Stan Brand, an ethics lawyer and former House general counsel, said that means that the recipient is someone in the “intermediate range” between a witness and a target of the investigation.

Several other members’ voices were caught on the FBI wiretap, but no one else has acknowledged a notice.
Mike Steel, a spokesman for House Minority Leader John Boehner (R-Ohio), declined to comment on whether his boss received a notice. Minority Whip Roy Blunt (R-Mo.) and Republican Conference Chairman Adam Putnam (Fla.) also would not indicate whether they were recipients.

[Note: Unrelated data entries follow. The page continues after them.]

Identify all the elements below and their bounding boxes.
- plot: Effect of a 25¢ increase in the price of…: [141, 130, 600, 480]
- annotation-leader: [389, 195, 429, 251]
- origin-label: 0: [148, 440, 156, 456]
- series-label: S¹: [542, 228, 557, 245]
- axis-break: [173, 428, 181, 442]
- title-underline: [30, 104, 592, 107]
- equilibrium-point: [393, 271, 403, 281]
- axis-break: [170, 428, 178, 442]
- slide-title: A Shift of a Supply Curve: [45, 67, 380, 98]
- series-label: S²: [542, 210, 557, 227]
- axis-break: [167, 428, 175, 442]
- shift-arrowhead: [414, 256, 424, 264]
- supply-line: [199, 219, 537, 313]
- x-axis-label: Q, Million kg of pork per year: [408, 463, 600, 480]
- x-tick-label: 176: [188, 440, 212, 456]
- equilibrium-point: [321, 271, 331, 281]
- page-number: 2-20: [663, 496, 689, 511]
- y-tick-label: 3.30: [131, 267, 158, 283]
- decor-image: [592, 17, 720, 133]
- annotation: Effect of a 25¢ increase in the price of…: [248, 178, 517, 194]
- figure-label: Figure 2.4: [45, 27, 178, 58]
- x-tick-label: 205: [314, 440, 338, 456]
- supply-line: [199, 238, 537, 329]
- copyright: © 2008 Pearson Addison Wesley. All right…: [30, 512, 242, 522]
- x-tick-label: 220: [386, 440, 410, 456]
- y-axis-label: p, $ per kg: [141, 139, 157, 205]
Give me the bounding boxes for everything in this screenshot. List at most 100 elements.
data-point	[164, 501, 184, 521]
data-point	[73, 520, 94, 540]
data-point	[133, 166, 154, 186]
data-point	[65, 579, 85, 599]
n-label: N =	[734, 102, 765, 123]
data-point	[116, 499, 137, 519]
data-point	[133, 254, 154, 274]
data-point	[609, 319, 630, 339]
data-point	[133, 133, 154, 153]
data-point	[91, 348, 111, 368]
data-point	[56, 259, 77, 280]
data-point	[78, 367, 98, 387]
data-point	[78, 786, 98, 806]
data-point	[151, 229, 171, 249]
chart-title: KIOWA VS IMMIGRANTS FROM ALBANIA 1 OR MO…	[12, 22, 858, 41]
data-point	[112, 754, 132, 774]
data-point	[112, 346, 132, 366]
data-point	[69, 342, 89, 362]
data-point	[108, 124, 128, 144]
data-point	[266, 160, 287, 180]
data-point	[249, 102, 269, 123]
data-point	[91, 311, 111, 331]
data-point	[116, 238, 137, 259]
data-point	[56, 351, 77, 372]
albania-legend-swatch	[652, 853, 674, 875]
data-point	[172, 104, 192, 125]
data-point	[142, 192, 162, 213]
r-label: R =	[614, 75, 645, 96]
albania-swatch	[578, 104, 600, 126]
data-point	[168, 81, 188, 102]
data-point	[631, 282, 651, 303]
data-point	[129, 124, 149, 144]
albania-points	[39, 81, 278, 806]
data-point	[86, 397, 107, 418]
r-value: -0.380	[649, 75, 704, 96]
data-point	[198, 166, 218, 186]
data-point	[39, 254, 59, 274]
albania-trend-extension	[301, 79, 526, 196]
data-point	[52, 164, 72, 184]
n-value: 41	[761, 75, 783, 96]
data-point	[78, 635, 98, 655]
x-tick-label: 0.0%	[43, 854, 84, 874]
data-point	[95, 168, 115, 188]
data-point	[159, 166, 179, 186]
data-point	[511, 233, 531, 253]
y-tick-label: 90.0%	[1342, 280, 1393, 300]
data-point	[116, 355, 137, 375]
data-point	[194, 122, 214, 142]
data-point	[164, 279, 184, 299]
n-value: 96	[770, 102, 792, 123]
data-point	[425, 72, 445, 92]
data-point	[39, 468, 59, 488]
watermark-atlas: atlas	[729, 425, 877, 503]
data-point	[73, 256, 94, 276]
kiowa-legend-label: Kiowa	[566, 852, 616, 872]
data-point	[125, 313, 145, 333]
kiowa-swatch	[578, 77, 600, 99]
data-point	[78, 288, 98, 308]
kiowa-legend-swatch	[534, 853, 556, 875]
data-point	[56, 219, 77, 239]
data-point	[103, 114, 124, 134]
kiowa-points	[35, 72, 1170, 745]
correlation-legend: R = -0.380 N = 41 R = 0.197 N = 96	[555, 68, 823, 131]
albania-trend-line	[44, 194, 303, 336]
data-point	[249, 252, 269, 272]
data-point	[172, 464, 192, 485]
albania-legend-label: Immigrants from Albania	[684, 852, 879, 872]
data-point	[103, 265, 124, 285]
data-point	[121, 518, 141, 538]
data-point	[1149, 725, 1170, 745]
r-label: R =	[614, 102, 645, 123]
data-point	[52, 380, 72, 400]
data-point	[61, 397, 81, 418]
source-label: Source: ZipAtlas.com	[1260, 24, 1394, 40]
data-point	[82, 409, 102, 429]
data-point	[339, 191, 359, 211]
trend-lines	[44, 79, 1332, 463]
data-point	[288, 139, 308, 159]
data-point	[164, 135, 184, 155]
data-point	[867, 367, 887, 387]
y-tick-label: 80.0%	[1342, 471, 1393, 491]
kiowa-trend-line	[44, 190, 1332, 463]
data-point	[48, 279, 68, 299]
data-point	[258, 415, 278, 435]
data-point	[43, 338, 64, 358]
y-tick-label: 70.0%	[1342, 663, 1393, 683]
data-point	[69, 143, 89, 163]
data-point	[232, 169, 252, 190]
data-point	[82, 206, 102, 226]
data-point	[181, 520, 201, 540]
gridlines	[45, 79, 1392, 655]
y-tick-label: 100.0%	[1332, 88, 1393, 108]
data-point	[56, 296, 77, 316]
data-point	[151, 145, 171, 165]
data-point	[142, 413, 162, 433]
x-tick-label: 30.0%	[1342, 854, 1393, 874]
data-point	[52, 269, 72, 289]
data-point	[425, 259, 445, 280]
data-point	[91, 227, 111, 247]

Renzi is accused of promising to support legislation authorizing a land deal that netted him more than $700,000. He was indicted in February and is facing 35 criminal counts.

Federal law requires the DOJ to alert any person whose conversation has been picked up in wiretaps.

Brand said wiretapping lawmakers’ phone calls during leadership races raises serious separation-of-powers issues. The Speech or Debate clause of the Constitution protects lawmakers’ legislative activity from intrusion by the executive branch, and Brand argued leadership races fall into that category.

“It’s offensive to me because they shouldn’t be intercepting calls about leadership races — there are minimization steps they are supposed to take,” Brand said. “How would the president feel if his calls were intercepted by a [congressional] committee investigating his administration?”

Anyone served with such a notice can ask for a transcript of the phone call, but doing so requires filing a public motion with a court, something members may be reluctant to do because it could draw media attention.

The law also allows any person who believes that a communication was unlawfully intercepted to move to suppress it or any evidence derived from it from being used in the case.

A judge on Tuesday agreed to postpone Renzi’s trial until October after his lawyers successfully argued the case was complicated and involved both consensually recorded conversations, wiretaps and complex motions involving the Speech or Debate clause.